On the software side, things are even more complicated. We have three basic software models in play that might be adopted. The obvious one is the “cloud model”, meaning a replica of the public cloud web services and hosting features. Another is the Network Functions Virtualization (NFV) model promoted by the network operators through the ETSI ISG work that started in 2013. The third is the event-processing model that already exists in IoT, based on lightweight OS (real-time or embedded systems) and minimalist middleware. Each of these has pluses and minuses depending on the application.

The final issue is what I’ll call “edge middleware”, the tools/features needed to support applications that are not only run at “the edge” but that require edge coordination and synchronization over a wider area. This sort of kit is essential for the metaverse concept to work, but it’s also likely to be required for IoT where events are sourced over a wider geography.
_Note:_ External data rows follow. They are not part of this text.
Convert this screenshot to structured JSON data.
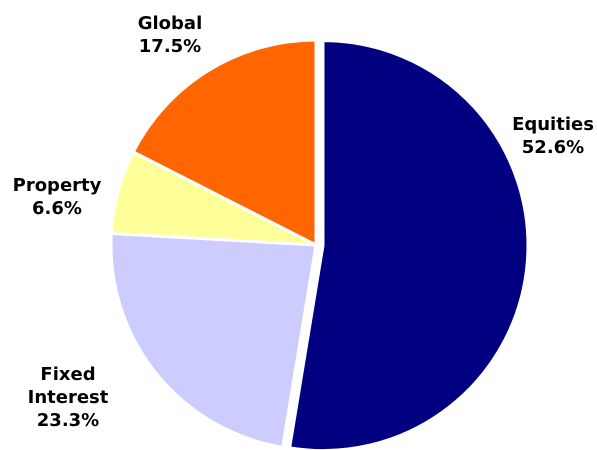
{
  "chart_data": {
    "type": "pie",
    "title": "",
    "slices": [
      {
        "name": "Equities",
        "value": 52.6,
        "label": "52.6%",
        "color": "#000080"
      },
      {
        "name": "Fixed Interest",
        "value": 23.3,
        "label": "23.3%",
        "color": "#ccccff"
      },
      {
        "name": "Property",
        "value": 6.6,
        "label": "6.6%",
        "color": "#ffff99"
      },
      {
        "name": "Global",
        "value": 17.5,
        "label": "17.5%",
        "color": "#ff6600"
      }
    ],
    "start_angle_deg": 0,
    "direction": "clockwise",
    "exploded": "Equities",
    "legend": "none"
  }
}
It’s this edge-middleware thing, and the possibility that it will drive a different software development and hosting model, that I think is behind the story that Qualcomm believes the metaverse could be the “next computing platform”.

The metaverse angle is important, and not just because it’s generating a lot of media interest. The reality of edge computing and latency is that network function hosting isn’t likely to be a true real-time application. Much of the network signaling can tolerate latencies ranging over a second. IoT is demanding in latency terms, but much of its requirements can be satisfied with an on-premises controller. Metaverse synchronization, on the other hand, is very demanding because any lag in synchronizing behaviors within a metaverse impacts its realism, its credibility. That’s why Qualcomm’s comment isn’t silly.

These technology points impact the question of who formalizes the thing that network and cloud may be converging on. The more the technology of that converged future matches that of the cloud present, the more likely it is that public cloud providers will dominate. That dominance would be shaken most if a software model evolved that didn’t match the cloud, which would be the case if the “edge middleware” evolved early. That could happen if somebody got smart and anticipated what the tools would look like, but it might also emerge if the 5G activity promoted a kind of functional merger between the RAN/Radio Intelligent Controllers (RICs) of O-RAN and cloud orchestration.

Network vendors are most likely to be influential in that latter situation, if 5G and network features drive enough metro hosting to push a resource pool into place before separate edge applications like IoT have a chance. If a network vendor pushed their 5G and RIC position to the extreme and included the synchronization and coordination mission I mentioned earlier, that vendor might have a shot at controlling what happens at that up-top convergence point between network and cloud.